Management of PTCL patients continues to be a real challenge for hematologist–oncologists. The oversimplified approach that has been used for many years, replicating the rules of B‐cell lymphoma management, is clearly unsatisfactory and requires radical reassessment. New insights into the biology of the disease and a renewed interest on the part of the scientific community in the management of PTCL have led to the identification of new targets and to confirming the activity of new agents, which are now moving PTCLs into the era of targeted therapy.

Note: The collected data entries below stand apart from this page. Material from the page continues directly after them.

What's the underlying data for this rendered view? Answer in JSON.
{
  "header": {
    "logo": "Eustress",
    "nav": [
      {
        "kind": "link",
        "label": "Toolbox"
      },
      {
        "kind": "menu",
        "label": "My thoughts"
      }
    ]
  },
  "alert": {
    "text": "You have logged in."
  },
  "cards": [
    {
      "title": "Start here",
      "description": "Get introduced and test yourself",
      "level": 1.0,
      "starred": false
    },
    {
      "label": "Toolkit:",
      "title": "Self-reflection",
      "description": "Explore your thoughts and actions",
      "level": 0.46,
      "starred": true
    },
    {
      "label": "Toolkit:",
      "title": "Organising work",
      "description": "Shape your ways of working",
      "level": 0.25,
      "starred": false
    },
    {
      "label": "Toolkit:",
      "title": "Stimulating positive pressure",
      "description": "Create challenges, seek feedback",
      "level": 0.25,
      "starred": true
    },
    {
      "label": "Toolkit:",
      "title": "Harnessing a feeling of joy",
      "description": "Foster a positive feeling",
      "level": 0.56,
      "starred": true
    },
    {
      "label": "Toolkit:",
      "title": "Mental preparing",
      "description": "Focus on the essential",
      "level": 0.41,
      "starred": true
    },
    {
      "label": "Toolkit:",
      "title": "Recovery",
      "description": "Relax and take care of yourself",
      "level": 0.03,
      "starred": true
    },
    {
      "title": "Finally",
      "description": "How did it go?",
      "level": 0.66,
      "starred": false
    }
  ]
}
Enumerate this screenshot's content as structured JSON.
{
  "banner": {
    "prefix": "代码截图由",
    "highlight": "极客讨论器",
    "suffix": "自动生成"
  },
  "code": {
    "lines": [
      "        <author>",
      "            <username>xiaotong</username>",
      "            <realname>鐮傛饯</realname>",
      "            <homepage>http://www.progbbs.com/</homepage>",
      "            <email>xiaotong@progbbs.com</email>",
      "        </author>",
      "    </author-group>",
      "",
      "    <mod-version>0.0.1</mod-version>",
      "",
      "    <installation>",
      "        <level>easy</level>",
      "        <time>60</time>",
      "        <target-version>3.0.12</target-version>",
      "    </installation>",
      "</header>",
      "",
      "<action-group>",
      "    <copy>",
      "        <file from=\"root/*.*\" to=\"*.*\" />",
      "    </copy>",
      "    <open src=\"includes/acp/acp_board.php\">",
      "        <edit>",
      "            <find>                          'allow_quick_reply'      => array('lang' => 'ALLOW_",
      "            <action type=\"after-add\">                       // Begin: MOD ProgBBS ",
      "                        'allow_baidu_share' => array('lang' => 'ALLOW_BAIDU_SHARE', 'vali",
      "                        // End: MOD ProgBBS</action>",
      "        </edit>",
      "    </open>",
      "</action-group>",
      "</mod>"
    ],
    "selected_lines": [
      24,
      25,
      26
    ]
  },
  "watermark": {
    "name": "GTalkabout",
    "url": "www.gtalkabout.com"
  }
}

Moreover, taking into account the different biology and unique behavior of PTCL subtypes, each with a different response to therapy, has become indispensable; these differences result in more difficulties in interpreting the available data and in designing future trials. PTCL remains a challenging disease which requires massive international cooperation.

CONFLICT OF INTERESTS

Luminari served as advisor for Roche, BMS, Jannsen, Regeneron, Genmab, Gilead. Skrypets has no conflict of interest to declare.